I wasn’t able to deliver him naturally, I wasn’t able to hold him right after he was born and I wasn’t able to breastfeed him. I felt like a failure at motherhood and it had only been a few weeks. I felt that I wasn’t meant to be a mother.
But then … my mom sat me down one day and opened my eyes. She told me that the bond between a mother and her baby is not created through breastfeeding alone. I could hold him close to me while giving him his bottle and create that same bond. Love him and look into his eyes. Motherhood was hard and it was only going to get harder (thanks for the encouragement!) but the best mom is the mom who does her best.

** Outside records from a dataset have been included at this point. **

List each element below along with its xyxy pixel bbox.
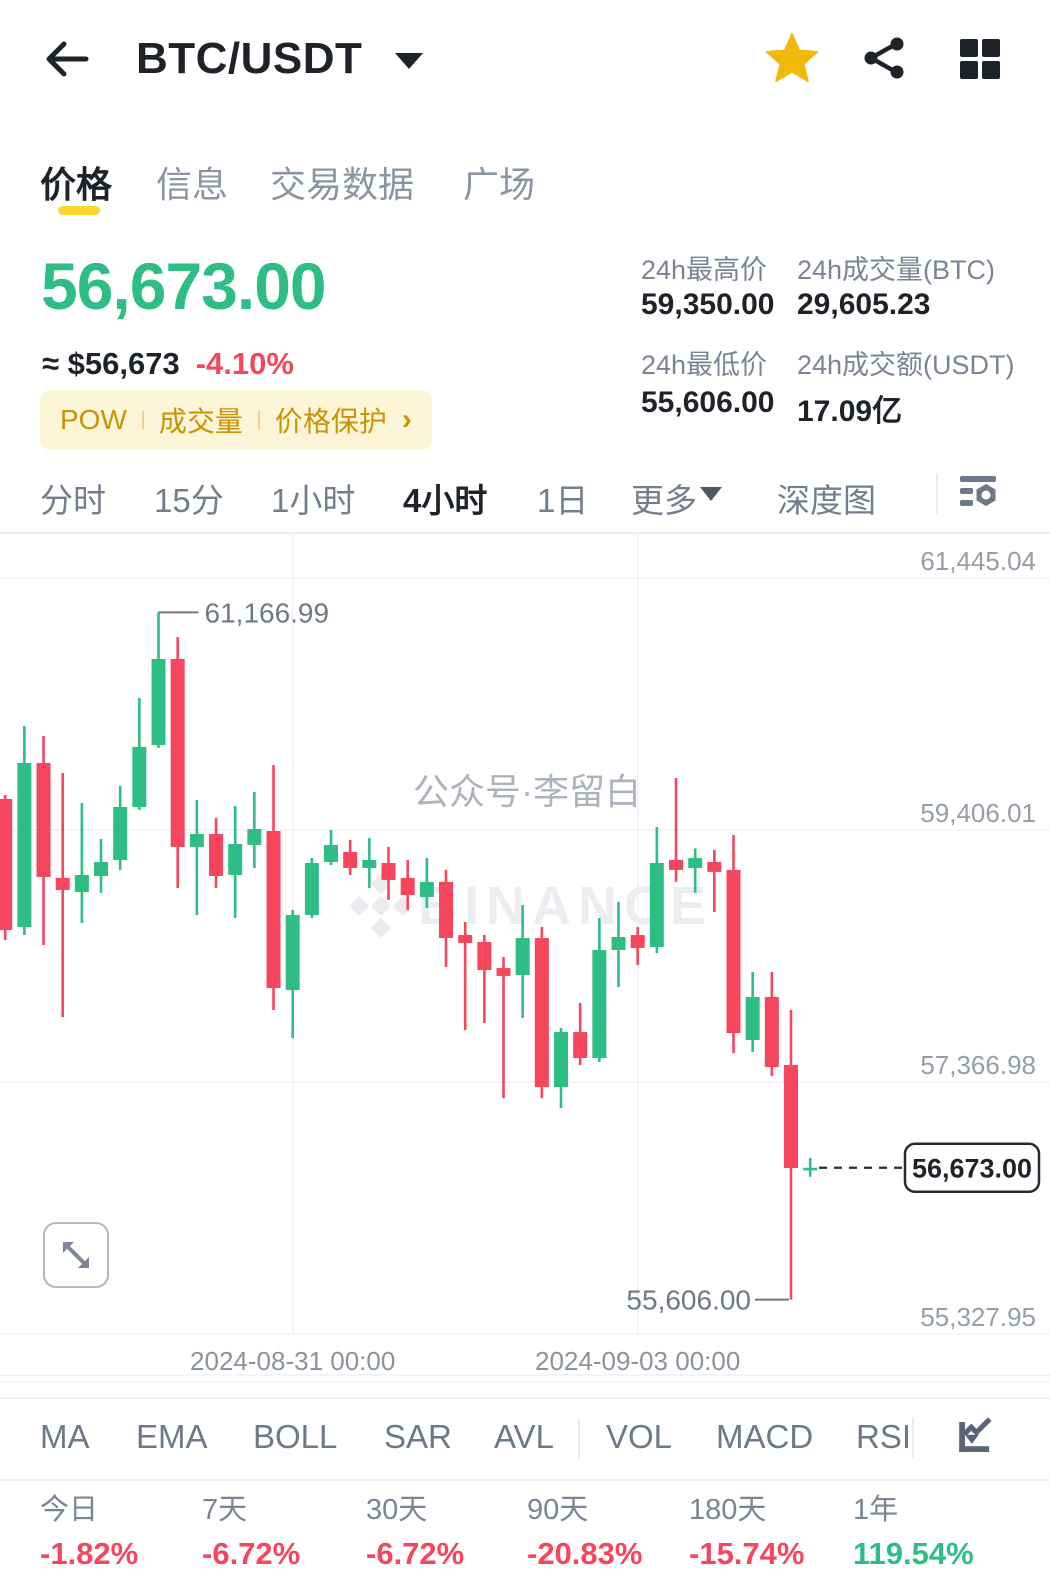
stat-quote-label: 24h成交额(USDT) <box>797 350 1015 380</box>
indicator-divider <box>578 1418 580 1458</box>
perf-value: -1.82% <box>40 1536 139 1571</box>
expand-arrows-icon <box>63 1242 89 1268</box>
candlestick-chart[interactable]: 61,445.04 59,406.01 57,366.98 55,327.95 2024… <box>0 532 1050 1384</box>
perf-value: -20.83% <box>527 1536 643 1571</box>
token-tags-badge[interactable]: POW 成交量 价格保护 › <box>40 390 432 450</box>
price-fiat-row: ≈ $56,673 -4.10% <box>42 346 294 382</box>
kline-chart-icon <box>959 1417 992 1452</box>
arrow-left-icon <box>46 41 89 77</box>
binance-watermark: BINANCE <box>418 876 713 936</box>
indicator-divider <box>912 1418 914 1458</box>
stat-high-label: 24h最高价 <box>641 255 768 285</box>
tab-trade-data[interactable]: 交易数据 <box>270 164 415 205</box>
stat-quote-value: 17.09亿 <box>797 395 903 428</box>
back-button[interactable] <box>42 38 90 85</box>
tf-1d[interactable]: 1日 <box>537 482 589 519</box>
last-price: 56,673.00 <box>41 249 327 323</box>
x-axis-label: 2024-09-03 00:00 <box>535 1346 740 1376</box>
badge-divider <box>141 411 144 429</box>
grid-icon <box>960 39 1000 79</box>
perf-value: 119.54% <box>853 1536 974 1571</box>
stat-high-value: 59,350.00 <box>641 288 775 321</box>
perf-label: 30天 <box>366 1494 428 1526</box>
perf-label: 180天 <box>689 1494 767 1526</box>
perf-label: 今日 <box>40 1494 99 1526</box>
current-price-box <box>903 1142 1041 1194</box>
indicator-sar[interactable]: SAR <box>384 1418 452 1455</box>
tf-more[interactable]: 更多 <box>631 482 697 519</box>
perf-col-30d: 30天 -6.72% <box>366 1486 464 1572</box>
perf-value: -6.72% <box>366 1536 465 1571</box>
tf-15m[interactable]: 15分 <box>154 482 224 519</box>
perf-col-7d: 7天 -6.72% <box>202 1486 300 1572</box>
indicator-ma[interactable]: MA <box>40 1418 90 1455</box>
watermark-text: 公众号·李留白 <box>413 771 641 812</box>
perf-label: 90天 <box>527 1494 589 1526</box>
pair-dropdown-caret[interactable] <box>394 52 424 75</box>
tag-volume: 成交量 <box>158 406 243 437</box>
layout-grid-button[interactable] <box>958 37 1002 86</box>
share-icon <box>864 37 904 79</box>
high-annotation: 61,166.99 <box>205 597 330 628</box>
indicator-vol[interactable]: VOL <box>606 1418 673 1455</box>
tf-depth-chart[interactable]: 深度图 <box>777 482 876 519</box>
tag-price-protection: 价格保护 <box>274 406 387 437</box>
current-price-label: 56,673.00 <box>912 1153 1032 1183</box>
fullscreen-button[interactable] <box>43 1222 109 1288</box>
stat-low-label: 24h最低价 <box>641 350 768 380</box>
tag-pow: POW <box>60 404 127 435</box>
indicator-avl[interactable]: AVL <box>494 1418 554 1455</box>
indicator-ema[interactable]: EMA <box>136 1418 208 1455</box>
tf-4h[interactable]: 4小时 <box>403 482 488 519</box>
tab-square[interactable]: 广场 <box>463 164 536 205</box>
tab-info[interactable]: 信息 <box>156 164 229 205</box>
perf-label: 7天 <box>202 1494 248 1526</box>
active-tab-indicator <box>58 206 100 215</box>
y-axis-label: 57,366.98 <box>920 1050 1036 1080</box>
perf-col-1y: 1年 119.54% <box>853 1486 974 1572</box>
y-axis-label: 55,327.95 <box>920 1302 1036 1332</box>
star-icon <box>766 33 818 82</box>
tf-minute[interactable]: 分时 <box>40 482 106 519</box>
perf-col-180d: 180天 -15.74% <box>689 1486 804 1572</box>
indicator-rsi[interactable]: RSI <box>856 1418 912 1455</box>
share-button[interactable] <box>862 36 906 85</box>
chevron-right-icon: › <box>401 403 412 436</box>
perf-col-90d: 90天 -20.83% <box>527 1486 642 1572</box>
stat-low-value: 55,606.00 <box>641 386 775 419</box>
chart-settings-button[interactable] <box>958 472 998 517</box>
indicator-boll[interactable]: BOLL <box>253 1418 338 1455</box>
fiat-approx: ≈ $56,673 <box>42 346 180 381</box>
stat-vol-label: 24h成交量(BTC) <box>797 255 996 285</box>
indicator-macd[interactable]: MACD <box>716 1418 814 1455</box>
perf-col-today: 今日 -1.82% <box>40 1486 138 1572</box>
perf-value: -15.74% <box>689 1536 805 1571</box>
price-change-24h: -4.10% <box>195 346 294 381</box>
toolbar-divider <box>936 474 938 514</box>
tab-price[interactable]: 价格 <box>40 164 113 205</box>
indicator-bar <box>0 1397 1050 1481</box>
stat-vol-value: 29,605.23 <box>797 288 931 321</box>
favorite-button[interactable] <box>766 32 818 87</box>
tf-1h[interactable]: 1小时 <box>271 482 356 519</box>
y-axis-label: 59,406.01 <box>920 798 1036 828</box>
chart-style-button[interactable] <box>950 1414 996 1465</box>
y-axis-label: 61,445.04 <box>920 546 1036 576</box>
perf-label: 1年 <box>853 1494 899 1526</box>
page-title[interactable]: BTC/USDT <box>136 34 363 83</box>
chevron-down-icon <box>395 53 423 69</box>
indicator-settings-icon <box>960 476 996 506</box>
x-axis-label: 2024-08-31 00:00 <box>190 1346 395 1376</box>
perf-value: -6.72% <box>202 1536 301 1571</box>
more-caret-icon[interactable] <box>700 487 722 501</box>
badge-divider <box>257 411 260 429</box>
low-annotation: 55,606.00 <box>626 1285 751 1316</box>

Only HER best. Not the neighbor’s best. Not the best that was written about in the magazines. She needs to do what’s best for her and her family. I realized that crying while feeding my son was definitely not the best. Not for him and not for me. At his next feeding, I prepared that bottle and sat with him in the rocking chair. Looked into his big brown eyes and felt that connection. Felt the love and bond between us that 9.5 years later is still there and still strong.
I was meant to be a mother. I was meant to be HIS mother and I was doing MY best.